Nowadays you can get a DNA test if you aren't sure (though it hadn't occurred to Jack) so maybe those happy fuck-a-day times are over. Soon there'll be do-it-yourself DNA booths at every service station, big signs flashing twenty-four hours a day saying: TRY DNA WITH YOUR KIDS. A POUND A GO. REDUCTIONS FOR FAMILIES! Blood all up and down the motorway. He couldn't help feeling sorry for any bloke whose wife had a kid he thought was his but wasn't. In the old days you didn't even care about catching AIDS.

He clipped another set of lights, a touch on the brake pedal passing the constabulary headquarters. ‘The cops must have your number by now,' Brian said.

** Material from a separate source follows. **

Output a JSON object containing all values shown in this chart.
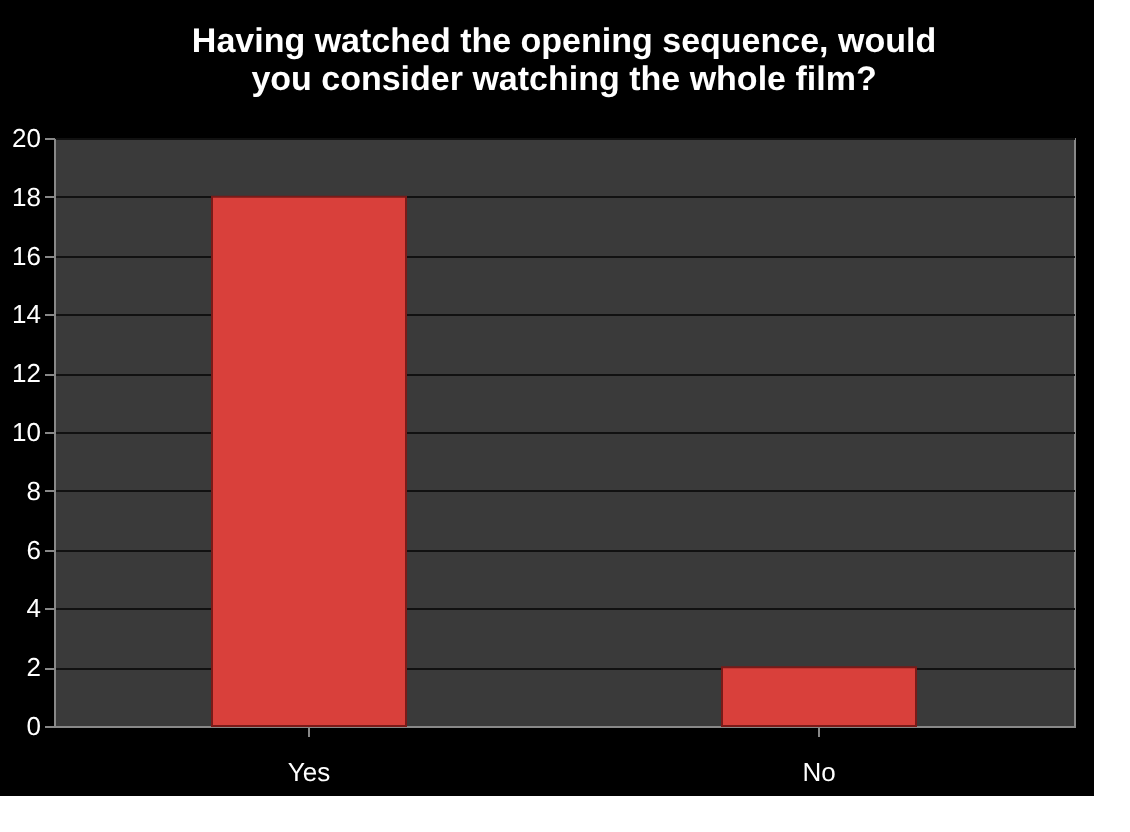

‘They have. Didn't you see them give me the nod as we went by? They know me, always Arthuring me and my old ducking me when I see one in a pub. “Have a pint on us, Mr Seaton.” He's even younger than Harold. Coppers look like kids who've just had a uniform and cosh in their Christmas stockings. “I saw you pass our headquarters in your old tin lizzie, and you were doing a tad over fifty in a thirty mile zone. We have a very wide view from the second storey.” “I was only doing twenty-six and three quarters,” I say. “We clocked you, Arthur, just for the fun of it. When you're ninety and got Alzheimer's as well you'll have to slow down a bit.” They've known me so long they talk about me all the time.'

‘In the old days you wanted to hang all the coppers from lamp posts,' Brian reminded him.

‘That's when I thought they'd like to hang me, or bang me up for ten years. But we all belong to the same outfit in the end.'

Avril went down the garden path to deactivate the burglar alarm. ‘She always does it,' Arthur said, ‘because I once plugged in the wrong number. Before I knew what was happening the bells of hell sounded all up and down the street. There was a policeman at the front door, one at the back, and one coming down the chimney. I've never seen them move so fast. While they was at it a couple of fire engines covered the house in foam. Smart lads, them firemen. The only way you could tell the coppers from Eskimos was when they ran out of the house shouting into their radios. They gave me a right bollocking, so now I let Avril do it.'

He filled the empty kettle for the next mashing of tea so that Avril would only have to flick the switch with her good arm. ‘Just sit down,' he told her. He brought out bread, butter, cheese, a jar of homegrown onions, their garden tomatoes, radishes, hearts of lettuce, and a large pork pie.